Should I add more Roth monies I received from a civil/voluntary service account and converted to Roth recently?
My advisor (does my taxes) said the fixed 4% ends at 81(6 yrs) and putting more Roth money into this annuity with existing Lincoln Roth annuity qualifies the new money Roth money to override the 5 year rule. Is this true?
Is this a good idea to invest all my Roth (large amount of money) into this Jackson Annuity? After 6 years I will not be making 4% fixed interest and after age 81 counting on the Variable side to make it grow. If after 6 years the stock market went below my initial premium investment, death benefit will be based on the 6 years (between age 75 and 81) and/or highest quarter. I will never lose my Roth premiums ever.
Should I only put part in this Lincoln fixed/variable annuity and part in another fixed annuity?
At my age, should I go with CFP and invest in mutual funds at this time?



  • Since you already have a fully qualified Roth IRA, any additional investments including adding more to the current Roth annuity are also qualified and tax free. Therefore, you are no longer subject to any 5 year holding requirements in any of your Roth accounts if you have more than one. 
  • As for which investments you should make with your Roth money, that cannot be determined without looking at your entire financial picture, your risk tolerance, and your beneficiary goals. While all distributions to your beneficiary will be tax free including the additional death benefit, the beneficiary will be subject to the 10 year rule under the Secure Act unless they are disabled or less than 10 years younger than you.
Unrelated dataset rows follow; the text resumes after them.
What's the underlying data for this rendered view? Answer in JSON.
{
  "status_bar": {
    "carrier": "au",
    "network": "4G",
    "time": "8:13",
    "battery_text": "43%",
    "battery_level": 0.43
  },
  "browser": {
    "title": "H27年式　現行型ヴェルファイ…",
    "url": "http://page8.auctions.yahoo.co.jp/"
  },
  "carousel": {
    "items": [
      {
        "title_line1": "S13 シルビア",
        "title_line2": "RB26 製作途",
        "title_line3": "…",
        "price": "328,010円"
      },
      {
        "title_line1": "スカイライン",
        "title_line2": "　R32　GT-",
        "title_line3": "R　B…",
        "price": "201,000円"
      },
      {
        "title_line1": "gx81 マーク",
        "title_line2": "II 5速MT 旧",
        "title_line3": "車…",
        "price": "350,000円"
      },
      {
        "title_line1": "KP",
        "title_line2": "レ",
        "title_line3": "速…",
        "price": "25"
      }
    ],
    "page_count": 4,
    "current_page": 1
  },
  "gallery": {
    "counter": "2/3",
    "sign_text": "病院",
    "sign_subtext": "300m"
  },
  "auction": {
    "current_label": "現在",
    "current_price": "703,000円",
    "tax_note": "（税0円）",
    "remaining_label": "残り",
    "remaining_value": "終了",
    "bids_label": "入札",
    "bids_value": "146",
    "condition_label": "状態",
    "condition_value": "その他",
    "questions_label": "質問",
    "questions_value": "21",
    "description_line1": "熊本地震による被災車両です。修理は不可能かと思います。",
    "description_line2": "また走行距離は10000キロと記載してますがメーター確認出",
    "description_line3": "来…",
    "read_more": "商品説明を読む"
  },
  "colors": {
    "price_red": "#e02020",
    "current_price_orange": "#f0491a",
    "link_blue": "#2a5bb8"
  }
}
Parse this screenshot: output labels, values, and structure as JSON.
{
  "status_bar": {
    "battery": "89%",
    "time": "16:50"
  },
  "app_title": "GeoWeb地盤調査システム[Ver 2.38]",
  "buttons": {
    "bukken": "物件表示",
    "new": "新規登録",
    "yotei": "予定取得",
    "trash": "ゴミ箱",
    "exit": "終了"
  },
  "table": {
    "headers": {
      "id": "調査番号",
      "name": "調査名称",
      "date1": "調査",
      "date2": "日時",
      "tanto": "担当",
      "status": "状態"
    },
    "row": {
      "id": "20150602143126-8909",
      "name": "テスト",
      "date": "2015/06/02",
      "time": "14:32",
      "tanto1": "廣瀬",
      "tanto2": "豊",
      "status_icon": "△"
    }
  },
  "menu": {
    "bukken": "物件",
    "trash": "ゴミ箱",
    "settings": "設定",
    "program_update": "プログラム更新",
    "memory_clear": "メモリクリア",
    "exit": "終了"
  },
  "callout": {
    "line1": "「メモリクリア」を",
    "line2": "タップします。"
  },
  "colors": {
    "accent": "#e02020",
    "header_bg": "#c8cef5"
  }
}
While these are IRS rules, the annuity contract itself could be more restrictive than the IRS rules, so you would need to check the contract to see what the annuity options will be for your beneficiary.
  • Note that failure of life insurance companies is extremely rare, so you would not necessarily need to use another insurance company to hedge against default of Jackson. A couple decades ago a large life insurance company failed, but the other companies bailed them out to protect the image of the industry, and I am sure that would happen again barring an industry wide meltdown.